Die Kamera zoomte weiter auf den Mann, der eine schwarze Maske trug, die einzig die obere Hälfte seines Gesichts zu erkennen gab. Er positionierte sich in aller Seelenruhe hinter dem Podest. Pepper wurde von zwei Vermummten durch das Bild gezerrt, das Makeup zu schwarzen Streifen unter ihren Augen verschmiert, eine Waffe an ihrer Schläfe. Untermalt wurde die unwirkliche Szene von dem Schluchzen und Flehen panischer Menschen, die wahrscheinlich in diesem Augenblick von den Terroristen wie Schafe vor der Schlachtbank zusammengetrieben wurden.
Und dann ertönte eine Stimme, die Steve augenblicklich das Blut in den Adern gefrieren ließ, denn sie war voll Hass und bösartigem Kalkül.
„Sehr geehrte Damen und Herren, geschätzte Zuschauer an den Fernsehbildschirmen. Es ist an der Zeit, diese Farce zu beenden."
Der Mann ließ bedeutungsschwer seinen Blick schweifen, empfand wohl eine perverse Freude dabei, dass nun so viele Menschen voller Grauen und Todesangst an seinen Lippen hingen.
„Ihr dachtet, weil ihr einen Kopf abgeschlagen habt, sei die Bestie besiegt? Ihr dachtet, nach Washington sei alles vorbei? Ihr haltet lächerliche Kongresse ab über Energie und Klimaschutz, während die Welt von Korruption und Verrat zerfressen wird? Ihr denkt, das Leben könnte einfach so weitergehen wie bisher? Ihr denkt, dass ihr sicher seid? Ihr wünscht euch Frieden?", der Sprecher stieß ein verächtliches Lachen aus, machte dann erneut eine vielsagende Pause. „Wir werden euch Frieden geben. Wir werden eure Banken und Regierungen zerschlagen, eure verlogene Gesellschaft ausbluten lassen. Wir haben tausend Köpfe, wir sind der Zorn der Gerechten, die Stimme der Wahrheit. Wir zermalmen eure Weltordnung und errichten auf dem Schutt eurer Zivilisation ein nie dagewesenes Imperium. Und dann wird Frieden in der Welt sein. Frieden unter der Herrschaft von Hydra."

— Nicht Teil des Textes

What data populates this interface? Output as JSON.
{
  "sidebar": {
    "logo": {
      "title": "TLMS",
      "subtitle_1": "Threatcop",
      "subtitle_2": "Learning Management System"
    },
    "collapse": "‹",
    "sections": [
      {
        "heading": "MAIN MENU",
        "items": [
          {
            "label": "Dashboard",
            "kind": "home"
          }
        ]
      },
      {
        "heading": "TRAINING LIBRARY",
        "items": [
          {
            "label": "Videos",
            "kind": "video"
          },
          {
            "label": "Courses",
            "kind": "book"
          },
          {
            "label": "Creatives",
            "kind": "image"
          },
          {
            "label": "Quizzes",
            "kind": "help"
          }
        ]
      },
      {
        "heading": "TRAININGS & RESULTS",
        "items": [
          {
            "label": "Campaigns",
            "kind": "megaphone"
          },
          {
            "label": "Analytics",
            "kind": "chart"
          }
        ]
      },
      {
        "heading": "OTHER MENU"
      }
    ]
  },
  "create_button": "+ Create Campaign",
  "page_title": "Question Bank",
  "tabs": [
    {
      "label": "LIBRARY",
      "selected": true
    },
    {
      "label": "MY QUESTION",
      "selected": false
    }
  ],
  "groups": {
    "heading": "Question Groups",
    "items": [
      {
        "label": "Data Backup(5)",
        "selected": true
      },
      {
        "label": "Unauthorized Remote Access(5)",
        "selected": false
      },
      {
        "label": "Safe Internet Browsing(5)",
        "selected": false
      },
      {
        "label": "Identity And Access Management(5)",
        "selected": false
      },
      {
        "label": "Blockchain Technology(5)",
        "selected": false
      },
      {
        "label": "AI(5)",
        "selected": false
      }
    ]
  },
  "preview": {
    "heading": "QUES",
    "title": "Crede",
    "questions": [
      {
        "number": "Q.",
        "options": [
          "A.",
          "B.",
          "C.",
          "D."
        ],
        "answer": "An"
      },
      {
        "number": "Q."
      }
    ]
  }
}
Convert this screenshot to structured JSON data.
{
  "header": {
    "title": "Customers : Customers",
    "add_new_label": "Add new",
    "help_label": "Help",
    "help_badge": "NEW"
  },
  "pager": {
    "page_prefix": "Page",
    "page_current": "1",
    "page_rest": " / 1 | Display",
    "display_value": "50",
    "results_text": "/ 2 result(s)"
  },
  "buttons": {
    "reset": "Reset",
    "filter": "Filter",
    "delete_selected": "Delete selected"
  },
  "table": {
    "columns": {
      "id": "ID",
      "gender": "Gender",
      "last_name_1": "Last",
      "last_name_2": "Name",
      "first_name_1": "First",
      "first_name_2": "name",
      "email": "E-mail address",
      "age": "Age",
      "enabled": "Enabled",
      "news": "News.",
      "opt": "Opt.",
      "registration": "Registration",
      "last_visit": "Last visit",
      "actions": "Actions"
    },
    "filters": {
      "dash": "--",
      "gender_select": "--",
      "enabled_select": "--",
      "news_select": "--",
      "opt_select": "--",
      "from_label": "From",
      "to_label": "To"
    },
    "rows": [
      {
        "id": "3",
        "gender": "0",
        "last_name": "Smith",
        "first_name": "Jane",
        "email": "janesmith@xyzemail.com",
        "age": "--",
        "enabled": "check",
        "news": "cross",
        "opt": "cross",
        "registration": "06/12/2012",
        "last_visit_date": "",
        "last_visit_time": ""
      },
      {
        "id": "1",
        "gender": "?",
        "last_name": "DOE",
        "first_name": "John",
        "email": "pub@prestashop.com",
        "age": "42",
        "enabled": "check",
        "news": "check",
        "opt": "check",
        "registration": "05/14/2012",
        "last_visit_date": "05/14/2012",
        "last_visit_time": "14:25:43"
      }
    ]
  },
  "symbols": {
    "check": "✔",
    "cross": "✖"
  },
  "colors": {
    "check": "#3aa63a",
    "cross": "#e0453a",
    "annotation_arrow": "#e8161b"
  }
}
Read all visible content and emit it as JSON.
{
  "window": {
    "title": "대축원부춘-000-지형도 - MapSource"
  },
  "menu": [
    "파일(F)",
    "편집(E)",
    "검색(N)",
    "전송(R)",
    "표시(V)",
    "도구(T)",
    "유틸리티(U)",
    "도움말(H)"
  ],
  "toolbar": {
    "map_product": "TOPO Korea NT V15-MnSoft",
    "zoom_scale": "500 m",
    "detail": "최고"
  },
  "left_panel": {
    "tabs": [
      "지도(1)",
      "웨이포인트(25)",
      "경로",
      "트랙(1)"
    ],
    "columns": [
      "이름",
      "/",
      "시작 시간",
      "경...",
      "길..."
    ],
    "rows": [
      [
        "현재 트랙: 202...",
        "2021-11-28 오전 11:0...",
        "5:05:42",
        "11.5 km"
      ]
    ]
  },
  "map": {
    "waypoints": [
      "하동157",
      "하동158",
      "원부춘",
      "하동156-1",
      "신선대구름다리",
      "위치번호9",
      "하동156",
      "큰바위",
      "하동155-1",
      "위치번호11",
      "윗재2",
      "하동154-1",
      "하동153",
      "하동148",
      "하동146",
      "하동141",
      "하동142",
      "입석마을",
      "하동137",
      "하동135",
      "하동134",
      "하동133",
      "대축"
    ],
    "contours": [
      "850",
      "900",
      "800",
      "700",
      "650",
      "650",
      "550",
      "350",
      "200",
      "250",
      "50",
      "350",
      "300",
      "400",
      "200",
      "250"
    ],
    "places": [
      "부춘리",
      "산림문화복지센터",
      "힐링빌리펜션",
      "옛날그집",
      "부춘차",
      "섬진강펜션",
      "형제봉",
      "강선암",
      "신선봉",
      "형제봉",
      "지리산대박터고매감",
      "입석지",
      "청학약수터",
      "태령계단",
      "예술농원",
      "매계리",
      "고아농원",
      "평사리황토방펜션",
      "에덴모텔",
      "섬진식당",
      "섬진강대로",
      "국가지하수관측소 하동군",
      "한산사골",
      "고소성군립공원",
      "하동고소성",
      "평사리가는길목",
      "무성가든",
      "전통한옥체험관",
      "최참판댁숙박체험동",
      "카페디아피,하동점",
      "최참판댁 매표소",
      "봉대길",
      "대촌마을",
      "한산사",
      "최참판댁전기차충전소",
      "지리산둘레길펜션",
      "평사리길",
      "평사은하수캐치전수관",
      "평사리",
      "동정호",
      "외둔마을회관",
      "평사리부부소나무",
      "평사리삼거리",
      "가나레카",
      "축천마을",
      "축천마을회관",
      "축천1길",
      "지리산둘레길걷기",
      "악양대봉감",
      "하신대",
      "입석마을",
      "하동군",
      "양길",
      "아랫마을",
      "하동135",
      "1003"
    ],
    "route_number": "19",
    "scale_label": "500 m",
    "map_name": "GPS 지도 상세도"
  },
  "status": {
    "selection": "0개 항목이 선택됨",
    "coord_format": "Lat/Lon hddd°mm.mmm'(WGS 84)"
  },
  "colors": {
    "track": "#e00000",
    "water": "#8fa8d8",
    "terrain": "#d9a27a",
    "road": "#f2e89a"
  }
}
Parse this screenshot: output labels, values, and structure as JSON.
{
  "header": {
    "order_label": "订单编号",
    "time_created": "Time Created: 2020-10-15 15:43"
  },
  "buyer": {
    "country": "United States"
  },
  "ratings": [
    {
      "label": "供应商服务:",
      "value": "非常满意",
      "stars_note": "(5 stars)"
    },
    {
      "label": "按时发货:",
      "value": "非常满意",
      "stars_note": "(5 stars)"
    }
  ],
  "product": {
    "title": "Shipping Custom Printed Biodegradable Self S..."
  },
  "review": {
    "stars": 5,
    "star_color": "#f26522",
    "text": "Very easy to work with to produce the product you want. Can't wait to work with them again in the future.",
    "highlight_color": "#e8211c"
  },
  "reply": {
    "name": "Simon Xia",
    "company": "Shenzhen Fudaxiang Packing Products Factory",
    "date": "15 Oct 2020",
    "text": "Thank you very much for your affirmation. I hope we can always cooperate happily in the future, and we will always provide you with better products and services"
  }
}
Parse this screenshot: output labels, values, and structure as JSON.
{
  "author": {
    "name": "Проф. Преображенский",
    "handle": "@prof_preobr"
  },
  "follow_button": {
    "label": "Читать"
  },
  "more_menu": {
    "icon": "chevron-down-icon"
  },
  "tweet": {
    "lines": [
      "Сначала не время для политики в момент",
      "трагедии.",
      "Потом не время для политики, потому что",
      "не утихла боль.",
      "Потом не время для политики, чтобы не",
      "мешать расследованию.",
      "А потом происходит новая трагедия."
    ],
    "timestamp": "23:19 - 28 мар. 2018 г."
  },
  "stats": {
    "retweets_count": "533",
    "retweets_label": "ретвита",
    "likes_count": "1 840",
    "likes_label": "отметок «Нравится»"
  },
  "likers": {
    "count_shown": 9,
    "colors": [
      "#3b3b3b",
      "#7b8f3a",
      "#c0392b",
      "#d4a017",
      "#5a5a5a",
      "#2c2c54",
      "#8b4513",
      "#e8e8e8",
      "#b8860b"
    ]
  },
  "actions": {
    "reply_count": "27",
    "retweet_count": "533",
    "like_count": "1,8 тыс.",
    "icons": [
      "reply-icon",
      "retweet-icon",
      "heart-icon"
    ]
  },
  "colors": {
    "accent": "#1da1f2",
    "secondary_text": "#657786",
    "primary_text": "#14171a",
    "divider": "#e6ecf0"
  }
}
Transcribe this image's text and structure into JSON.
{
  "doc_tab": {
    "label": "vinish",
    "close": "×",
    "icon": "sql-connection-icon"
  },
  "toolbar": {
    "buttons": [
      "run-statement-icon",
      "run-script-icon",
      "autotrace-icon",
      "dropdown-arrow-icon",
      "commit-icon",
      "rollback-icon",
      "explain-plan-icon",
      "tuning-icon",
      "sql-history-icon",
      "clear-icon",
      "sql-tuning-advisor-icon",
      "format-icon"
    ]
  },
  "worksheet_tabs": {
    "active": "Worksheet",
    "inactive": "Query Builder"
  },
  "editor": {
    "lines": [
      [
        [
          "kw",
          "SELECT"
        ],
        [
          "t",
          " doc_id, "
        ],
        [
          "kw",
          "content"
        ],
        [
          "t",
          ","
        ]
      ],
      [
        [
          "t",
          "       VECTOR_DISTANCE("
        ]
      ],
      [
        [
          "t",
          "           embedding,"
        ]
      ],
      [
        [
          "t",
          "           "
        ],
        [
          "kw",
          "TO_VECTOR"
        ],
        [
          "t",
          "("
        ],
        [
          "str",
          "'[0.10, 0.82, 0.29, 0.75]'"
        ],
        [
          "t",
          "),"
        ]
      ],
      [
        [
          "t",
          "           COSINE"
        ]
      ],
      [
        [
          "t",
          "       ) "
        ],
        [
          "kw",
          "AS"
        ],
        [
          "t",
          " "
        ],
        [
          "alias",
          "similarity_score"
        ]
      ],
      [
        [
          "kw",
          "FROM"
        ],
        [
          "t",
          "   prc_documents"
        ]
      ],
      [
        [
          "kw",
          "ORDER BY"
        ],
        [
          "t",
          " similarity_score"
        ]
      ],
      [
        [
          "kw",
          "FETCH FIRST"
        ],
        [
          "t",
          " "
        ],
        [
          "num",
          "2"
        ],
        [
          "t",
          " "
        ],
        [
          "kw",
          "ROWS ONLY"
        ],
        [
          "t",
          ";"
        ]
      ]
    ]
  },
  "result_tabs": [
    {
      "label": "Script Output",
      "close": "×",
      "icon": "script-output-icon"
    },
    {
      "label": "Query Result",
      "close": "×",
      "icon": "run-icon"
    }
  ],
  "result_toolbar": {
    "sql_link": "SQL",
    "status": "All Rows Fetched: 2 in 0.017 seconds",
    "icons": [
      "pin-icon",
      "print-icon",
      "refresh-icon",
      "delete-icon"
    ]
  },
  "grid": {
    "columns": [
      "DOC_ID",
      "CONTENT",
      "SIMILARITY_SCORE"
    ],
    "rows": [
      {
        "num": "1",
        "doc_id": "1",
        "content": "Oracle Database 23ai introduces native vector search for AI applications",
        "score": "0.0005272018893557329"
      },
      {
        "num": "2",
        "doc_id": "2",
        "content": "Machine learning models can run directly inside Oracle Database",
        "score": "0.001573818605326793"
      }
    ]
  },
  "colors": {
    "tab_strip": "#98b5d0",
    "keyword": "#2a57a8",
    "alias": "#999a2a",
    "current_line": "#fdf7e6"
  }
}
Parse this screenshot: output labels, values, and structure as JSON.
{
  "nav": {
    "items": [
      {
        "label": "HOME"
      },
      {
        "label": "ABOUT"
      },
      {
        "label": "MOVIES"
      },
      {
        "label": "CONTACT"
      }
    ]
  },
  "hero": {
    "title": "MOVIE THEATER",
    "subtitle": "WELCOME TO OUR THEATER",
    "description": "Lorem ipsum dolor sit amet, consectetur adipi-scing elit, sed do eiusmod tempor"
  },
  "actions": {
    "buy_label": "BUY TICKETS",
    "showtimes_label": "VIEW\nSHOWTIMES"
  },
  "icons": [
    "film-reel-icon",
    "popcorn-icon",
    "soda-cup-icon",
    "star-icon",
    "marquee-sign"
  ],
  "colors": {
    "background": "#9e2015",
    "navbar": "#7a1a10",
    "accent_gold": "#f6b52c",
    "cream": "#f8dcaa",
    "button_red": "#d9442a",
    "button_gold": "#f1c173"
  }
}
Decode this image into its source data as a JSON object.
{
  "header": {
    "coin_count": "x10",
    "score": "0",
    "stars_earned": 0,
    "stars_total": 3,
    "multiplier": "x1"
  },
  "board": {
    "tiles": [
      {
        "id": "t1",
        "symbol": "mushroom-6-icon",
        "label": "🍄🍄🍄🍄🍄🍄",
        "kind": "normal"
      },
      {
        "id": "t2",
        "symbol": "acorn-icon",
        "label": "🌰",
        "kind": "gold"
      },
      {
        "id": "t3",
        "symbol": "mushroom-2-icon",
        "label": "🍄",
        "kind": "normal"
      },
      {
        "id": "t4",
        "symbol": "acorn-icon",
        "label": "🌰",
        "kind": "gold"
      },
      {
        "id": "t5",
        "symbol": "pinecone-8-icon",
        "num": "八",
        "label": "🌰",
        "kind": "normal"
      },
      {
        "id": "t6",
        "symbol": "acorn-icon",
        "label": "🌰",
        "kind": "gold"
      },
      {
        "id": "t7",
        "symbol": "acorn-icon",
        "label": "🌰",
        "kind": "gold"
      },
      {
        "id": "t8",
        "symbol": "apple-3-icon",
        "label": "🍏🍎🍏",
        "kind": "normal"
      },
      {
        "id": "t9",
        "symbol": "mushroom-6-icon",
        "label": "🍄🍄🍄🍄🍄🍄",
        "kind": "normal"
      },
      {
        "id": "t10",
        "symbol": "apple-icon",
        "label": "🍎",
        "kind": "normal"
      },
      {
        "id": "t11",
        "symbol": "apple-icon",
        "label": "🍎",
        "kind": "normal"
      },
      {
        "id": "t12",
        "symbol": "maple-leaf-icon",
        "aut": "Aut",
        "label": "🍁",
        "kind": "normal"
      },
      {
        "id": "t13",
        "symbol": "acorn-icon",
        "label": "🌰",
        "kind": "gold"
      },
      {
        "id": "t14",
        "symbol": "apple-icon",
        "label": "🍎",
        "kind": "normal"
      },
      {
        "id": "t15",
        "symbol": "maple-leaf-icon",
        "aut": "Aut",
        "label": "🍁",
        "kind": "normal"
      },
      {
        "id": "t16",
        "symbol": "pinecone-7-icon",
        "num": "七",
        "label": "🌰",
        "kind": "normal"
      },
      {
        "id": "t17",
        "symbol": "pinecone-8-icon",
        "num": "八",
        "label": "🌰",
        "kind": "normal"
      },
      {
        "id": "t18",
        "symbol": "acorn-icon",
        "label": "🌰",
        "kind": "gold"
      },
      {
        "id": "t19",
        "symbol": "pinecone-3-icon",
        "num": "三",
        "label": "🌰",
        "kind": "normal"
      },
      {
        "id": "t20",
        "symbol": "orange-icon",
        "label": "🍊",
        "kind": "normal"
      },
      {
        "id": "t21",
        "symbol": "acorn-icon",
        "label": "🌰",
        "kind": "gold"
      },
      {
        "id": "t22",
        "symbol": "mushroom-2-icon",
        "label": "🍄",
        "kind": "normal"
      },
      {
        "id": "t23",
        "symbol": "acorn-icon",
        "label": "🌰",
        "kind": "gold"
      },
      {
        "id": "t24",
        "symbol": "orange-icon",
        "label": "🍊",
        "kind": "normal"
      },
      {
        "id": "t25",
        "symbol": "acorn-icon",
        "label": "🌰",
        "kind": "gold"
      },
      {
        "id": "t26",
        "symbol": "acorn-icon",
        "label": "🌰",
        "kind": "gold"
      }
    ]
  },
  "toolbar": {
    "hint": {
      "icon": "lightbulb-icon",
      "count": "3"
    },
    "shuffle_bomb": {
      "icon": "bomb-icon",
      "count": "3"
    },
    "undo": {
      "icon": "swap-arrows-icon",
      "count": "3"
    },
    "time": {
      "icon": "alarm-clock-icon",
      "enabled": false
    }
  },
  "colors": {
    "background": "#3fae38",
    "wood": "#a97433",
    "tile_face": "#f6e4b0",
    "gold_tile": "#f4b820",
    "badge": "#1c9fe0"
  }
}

Verzweifelte Schreie und Hilferufe übertönten kurzzeitig die Stimme des Mannes. Weitere Schüssen waren zu hören, dann erfüllte gespenstisches Schweigen den Saal.
„Das hier ist eine Botschaft, eine Botschaft an Captain America und seine dreckigen Spießgesellen", fuhr der Mann unbeirrt fort. „Hydra sendet freundliche Grüße in den Avengers Tower."
Dann wandte er sich ruckartig an einen der Vermummten, die mit schweren Maschinenpistolen seine Rechte und Linke flankierten.
„Feuer!"
Salven aus automatischen Waffen zerrissen augenblicklich die ohnmächtige Stille, die wie ein Leichentuch über dem Partydeck lag. Steve zuckte bei dem Krachen der Schüsse und den Schreien der Geiseln zusammen. Grelle Lichter explodierten vor der Kamera. Dann wurde die Übertragung erneut unterbrochen und sie starrten auf die schwarze Oberfläche des Monitors.